Hep eğlenecek değiliz ya; biraz da bilgilenelim... Hemen özetleyeyim;
“Huzurun Kaynağı Aile” diye bir kitap... Mehmet Oruç’un “Arı Sanat” yayınevinden çıkan eseri... İçinde “Kadın ve Ailenin Önemi”, “Evlilik ve Aile Hayatı” ile “Çocuk Eğitimi” konularında süper bilgiler var...

Köşenin tarzına uysaydı başka konuyu alırdım ama “Kadını ‘kurtarıcı’dan kurtarmak” başlıklı bölümü, 550 sayfa içinde buraya en iyi gidecek yazısı...

...

Her yıl, kadını esaretten (!) kurtarmak için “Dünya Kadın Hakları Günü” tertip edilir... Nutuklar atılır, demeçler verilir... Düşünüyorum; dünyada çok şey istismar ediliyor, fakat kadınlar kadar istismar edilen başka hiçbir varlık yok...
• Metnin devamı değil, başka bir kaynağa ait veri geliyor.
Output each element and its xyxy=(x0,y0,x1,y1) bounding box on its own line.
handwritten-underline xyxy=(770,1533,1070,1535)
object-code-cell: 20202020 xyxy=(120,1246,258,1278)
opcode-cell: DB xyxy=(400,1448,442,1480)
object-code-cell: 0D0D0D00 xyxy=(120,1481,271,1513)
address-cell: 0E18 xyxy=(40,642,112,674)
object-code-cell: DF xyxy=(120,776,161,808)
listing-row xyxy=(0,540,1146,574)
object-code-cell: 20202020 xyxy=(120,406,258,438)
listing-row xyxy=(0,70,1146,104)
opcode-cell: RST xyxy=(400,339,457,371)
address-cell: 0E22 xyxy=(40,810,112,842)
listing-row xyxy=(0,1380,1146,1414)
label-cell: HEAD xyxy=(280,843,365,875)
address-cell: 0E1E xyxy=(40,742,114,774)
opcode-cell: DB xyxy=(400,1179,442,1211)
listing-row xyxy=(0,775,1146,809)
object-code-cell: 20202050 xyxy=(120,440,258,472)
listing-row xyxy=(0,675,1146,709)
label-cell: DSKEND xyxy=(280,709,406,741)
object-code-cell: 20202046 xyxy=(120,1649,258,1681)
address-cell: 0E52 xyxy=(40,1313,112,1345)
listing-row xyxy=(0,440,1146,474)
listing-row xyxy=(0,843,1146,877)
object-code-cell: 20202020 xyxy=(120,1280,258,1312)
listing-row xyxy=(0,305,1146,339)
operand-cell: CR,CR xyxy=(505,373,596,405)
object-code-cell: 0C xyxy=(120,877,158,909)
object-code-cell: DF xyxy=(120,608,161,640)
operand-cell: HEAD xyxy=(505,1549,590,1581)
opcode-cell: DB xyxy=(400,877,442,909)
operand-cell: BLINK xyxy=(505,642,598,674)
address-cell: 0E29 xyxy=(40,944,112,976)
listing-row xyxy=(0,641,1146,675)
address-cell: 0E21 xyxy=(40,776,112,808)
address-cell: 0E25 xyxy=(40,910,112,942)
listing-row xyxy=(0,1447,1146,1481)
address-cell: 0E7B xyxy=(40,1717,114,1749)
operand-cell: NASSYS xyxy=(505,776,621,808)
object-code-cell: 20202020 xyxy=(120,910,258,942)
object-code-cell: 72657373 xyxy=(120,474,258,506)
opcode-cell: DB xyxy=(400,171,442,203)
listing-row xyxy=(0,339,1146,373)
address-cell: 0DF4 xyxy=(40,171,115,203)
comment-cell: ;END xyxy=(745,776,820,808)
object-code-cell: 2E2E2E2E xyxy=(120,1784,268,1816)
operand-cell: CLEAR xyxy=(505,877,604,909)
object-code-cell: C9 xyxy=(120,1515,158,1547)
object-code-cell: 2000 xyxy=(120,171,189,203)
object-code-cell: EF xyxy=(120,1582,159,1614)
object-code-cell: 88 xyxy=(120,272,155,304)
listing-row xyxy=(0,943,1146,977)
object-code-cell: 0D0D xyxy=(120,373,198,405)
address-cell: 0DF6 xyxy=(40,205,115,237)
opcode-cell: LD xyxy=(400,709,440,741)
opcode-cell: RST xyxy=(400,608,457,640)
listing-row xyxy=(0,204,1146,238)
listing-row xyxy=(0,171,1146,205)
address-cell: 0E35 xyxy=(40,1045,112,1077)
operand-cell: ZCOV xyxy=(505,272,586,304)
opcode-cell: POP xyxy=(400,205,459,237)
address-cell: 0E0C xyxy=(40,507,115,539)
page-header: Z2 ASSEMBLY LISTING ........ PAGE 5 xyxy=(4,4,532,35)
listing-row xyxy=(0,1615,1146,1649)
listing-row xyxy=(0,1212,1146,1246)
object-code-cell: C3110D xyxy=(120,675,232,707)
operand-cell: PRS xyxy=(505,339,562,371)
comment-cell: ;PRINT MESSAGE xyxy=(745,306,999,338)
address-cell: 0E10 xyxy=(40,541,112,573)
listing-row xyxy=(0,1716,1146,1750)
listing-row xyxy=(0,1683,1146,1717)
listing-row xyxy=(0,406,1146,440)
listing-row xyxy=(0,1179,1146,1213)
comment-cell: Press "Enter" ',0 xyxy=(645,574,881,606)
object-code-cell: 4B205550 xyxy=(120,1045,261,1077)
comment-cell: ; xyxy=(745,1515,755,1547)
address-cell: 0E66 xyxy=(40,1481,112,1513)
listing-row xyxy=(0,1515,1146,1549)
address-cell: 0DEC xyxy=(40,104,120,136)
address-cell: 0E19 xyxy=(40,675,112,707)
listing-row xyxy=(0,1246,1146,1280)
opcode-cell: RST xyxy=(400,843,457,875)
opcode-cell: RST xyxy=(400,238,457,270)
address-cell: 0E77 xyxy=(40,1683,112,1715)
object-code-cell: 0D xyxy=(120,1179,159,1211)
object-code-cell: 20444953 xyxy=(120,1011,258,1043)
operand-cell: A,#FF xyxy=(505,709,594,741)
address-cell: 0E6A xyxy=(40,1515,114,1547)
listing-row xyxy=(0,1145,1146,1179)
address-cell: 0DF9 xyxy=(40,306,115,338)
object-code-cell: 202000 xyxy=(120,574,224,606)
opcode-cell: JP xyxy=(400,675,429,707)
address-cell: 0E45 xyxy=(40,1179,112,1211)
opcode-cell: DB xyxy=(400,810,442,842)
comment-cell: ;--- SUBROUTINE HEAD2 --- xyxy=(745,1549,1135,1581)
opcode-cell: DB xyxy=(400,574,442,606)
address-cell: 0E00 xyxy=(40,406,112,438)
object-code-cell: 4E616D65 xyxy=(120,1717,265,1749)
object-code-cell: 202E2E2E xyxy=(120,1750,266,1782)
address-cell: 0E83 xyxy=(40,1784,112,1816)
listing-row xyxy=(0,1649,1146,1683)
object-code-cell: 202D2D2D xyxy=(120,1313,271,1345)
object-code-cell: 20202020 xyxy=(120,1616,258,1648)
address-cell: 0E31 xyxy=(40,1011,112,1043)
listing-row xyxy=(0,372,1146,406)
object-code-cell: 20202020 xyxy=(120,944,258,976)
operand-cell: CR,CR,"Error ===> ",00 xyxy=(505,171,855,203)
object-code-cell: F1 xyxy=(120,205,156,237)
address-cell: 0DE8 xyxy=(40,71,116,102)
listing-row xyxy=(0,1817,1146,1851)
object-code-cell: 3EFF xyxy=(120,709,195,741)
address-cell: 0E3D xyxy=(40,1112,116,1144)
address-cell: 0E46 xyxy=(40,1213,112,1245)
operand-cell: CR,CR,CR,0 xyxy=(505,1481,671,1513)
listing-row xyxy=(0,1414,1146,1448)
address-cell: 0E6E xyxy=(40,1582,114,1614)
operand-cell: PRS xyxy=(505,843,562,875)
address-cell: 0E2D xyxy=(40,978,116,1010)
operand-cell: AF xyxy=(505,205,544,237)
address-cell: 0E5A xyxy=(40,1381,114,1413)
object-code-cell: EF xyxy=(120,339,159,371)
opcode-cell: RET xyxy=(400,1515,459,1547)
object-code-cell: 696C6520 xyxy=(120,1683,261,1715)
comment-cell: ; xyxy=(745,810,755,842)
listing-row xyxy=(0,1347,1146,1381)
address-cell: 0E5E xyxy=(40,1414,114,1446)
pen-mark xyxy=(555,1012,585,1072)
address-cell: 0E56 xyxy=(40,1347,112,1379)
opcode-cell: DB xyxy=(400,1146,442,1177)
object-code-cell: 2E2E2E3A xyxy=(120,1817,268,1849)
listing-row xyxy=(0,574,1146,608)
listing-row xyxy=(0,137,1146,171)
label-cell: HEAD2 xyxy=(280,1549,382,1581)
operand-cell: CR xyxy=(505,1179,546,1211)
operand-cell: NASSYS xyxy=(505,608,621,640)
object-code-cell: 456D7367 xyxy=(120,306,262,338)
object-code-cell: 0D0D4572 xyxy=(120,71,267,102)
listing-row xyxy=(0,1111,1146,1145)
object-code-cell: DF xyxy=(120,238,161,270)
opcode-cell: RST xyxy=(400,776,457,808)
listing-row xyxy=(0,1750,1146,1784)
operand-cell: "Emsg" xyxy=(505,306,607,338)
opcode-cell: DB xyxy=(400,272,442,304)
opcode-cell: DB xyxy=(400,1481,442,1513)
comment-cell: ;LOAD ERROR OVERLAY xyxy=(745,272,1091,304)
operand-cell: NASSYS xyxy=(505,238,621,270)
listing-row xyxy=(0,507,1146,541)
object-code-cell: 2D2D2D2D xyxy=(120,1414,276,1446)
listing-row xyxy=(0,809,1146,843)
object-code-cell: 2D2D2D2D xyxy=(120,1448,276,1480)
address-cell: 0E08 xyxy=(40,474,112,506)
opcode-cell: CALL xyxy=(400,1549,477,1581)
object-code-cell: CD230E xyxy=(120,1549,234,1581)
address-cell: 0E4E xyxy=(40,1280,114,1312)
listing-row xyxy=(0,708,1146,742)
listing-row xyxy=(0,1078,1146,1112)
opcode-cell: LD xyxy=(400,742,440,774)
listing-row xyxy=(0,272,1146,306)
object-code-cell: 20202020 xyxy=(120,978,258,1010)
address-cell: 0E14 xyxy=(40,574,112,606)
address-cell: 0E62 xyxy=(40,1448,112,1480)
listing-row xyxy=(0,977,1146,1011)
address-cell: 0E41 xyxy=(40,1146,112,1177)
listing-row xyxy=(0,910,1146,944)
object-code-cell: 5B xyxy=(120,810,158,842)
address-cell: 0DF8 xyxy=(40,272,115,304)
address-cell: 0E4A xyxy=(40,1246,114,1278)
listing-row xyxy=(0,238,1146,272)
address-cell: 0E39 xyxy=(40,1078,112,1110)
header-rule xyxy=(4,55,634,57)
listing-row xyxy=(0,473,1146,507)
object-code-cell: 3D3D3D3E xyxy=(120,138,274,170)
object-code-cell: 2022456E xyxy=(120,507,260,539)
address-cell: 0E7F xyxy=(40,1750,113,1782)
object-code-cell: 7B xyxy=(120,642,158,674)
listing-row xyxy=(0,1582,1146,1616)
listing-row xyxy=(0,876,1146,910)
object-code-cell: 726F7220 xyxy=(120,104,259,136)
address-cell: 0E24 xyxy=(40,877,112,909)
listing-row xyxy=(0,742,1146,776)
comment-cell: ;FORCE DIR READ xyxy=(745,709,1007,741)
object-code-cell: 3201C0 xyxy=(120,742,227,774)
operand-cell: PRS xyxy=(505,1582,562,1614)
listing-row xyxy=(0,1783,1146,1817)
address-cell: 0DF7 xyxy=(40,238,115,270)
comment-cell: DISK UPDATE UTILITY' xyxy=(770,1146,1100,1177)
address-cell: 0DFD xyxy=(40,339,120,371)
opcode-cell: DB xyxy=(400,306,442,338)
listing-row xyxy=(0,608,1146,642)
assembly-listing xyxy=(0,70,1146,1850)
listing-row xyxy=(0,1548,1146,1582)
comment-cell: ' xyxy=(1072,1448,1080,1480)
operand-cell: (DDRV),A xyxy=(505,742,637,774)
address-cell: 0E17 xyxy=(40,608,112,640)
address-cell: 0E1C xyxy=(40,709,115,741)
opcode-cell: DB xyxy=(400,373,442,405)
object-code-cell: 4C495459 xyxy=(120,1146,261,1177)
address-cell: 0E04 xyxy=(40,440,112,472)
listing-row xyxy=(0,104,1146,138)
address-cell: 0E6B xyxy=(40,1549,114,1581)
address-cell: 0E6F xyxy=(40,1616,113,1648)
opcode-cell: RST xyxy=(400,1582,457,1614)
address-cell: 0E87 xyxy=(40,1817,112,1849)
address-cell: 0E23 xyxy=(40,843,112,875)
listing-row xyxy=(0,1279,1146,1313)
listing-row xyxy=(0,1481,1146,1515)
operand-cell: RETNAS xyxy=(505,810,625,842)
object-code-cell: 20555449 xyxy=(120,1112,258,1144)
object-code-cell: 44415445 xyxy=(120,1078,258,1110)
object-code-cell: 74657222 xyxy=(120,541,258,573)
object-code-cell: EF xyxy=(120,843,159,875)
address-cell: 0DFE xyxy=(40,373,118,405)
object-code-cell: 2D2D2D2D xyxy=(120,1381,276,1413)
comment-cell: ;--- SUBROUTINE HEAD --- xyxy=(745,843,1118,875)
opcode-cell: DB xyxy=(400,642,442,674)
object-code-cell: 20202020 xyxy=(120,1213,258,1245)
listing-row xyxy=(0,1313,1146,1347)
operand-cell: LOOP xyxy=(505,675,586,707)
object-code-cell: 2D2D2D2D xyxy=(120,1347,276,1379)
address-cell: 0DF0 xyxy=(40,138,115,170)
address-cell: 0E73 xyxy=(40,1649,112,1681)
İşin garibi “kurtaralım” denildikçe daha batırılıyor kadın... Onlar da ne yapacaklarını şaşırdılar; sersem tavuğa döndü zavallılar... Gelen vuruyor giden vuruyor... Meşhur düşünür gibi, az da olsa aklı başına gelen kadınlar artık, “Gölge etmeyin başka ihsan istemiyoruz” demeye başladılar...

...

Kadın hakları istismarcıları, bir taşla iki kuş değil, bir sürü kuş vurma peşindeler... Kadın hakların öne sürüp, ceplerini dolduranlar, cinsel yönünden faydalananlar, toplumun örfüne, dinine bu vesile ile saldıranlar... Daha neler neler... İşin bir enteresan yönü de, kadına bir şey soran yok... Senin derdin, sıkıntın nedir, sana nasıl yardımcı olabiliriz?... Niye böyle?... Çünkü samimi değildim... Niyetleri başka...

...

Hürriyet’te Serdar Turgut’un köşesinde konumuzla ilgili tipik bir örnek vardı:
Yıllarca cinsi yönden istismar edilen bazı Batılı feminist kadınlar, iyice yıpratıldıklarını, oyuna getirildiklerini ifade ederek bir karar vermişler. Yaşları 25 ile 35 yaş arasında değişen bu kadınların aldıkları karar şöyle:

“-Aile, insanın hayatında çok daha manevi zenginlikle dolu olan, kadına çok daha manevi güç katan bir kavram. Bu nedenle çağdaş kadın, eğer güçlü olmak, toplumda bir yer edinmek istiyorsa aile yaşamına önem vermeli. Ve daha da önemlisi, evleninceya kadar erkeklerden uzak kalmalı. Evet, kadınlar bunu ciddî şekilde, yeni bir teori olarak ortaya koyuyorlar şu anda Batı’da.”

...

Kim ne derse desin, bütün bu olup bitenleri tarafsız bir şekilde inceleyen kimse, tarih boyunca kadını, İslâm dininin istismar etmediğini, bilâkis ona lâyık olduğu değeri verdiğini görecektir. Bugün tarafsız gözlemciler, kadını korumak için İslâmdaki aile yapısını incelemekte olup, bunu kendilerine nasıl adapte edebilecekleri arayışı içindeler.
Bunu sağlayabildikleri takdirde, kadın, gerçek manada istismardan, esaretten kurtulacak, lâyık olduğu yere kavuşacaktır...

26 Nisan 2005 Salı
(Ömer Söztutan)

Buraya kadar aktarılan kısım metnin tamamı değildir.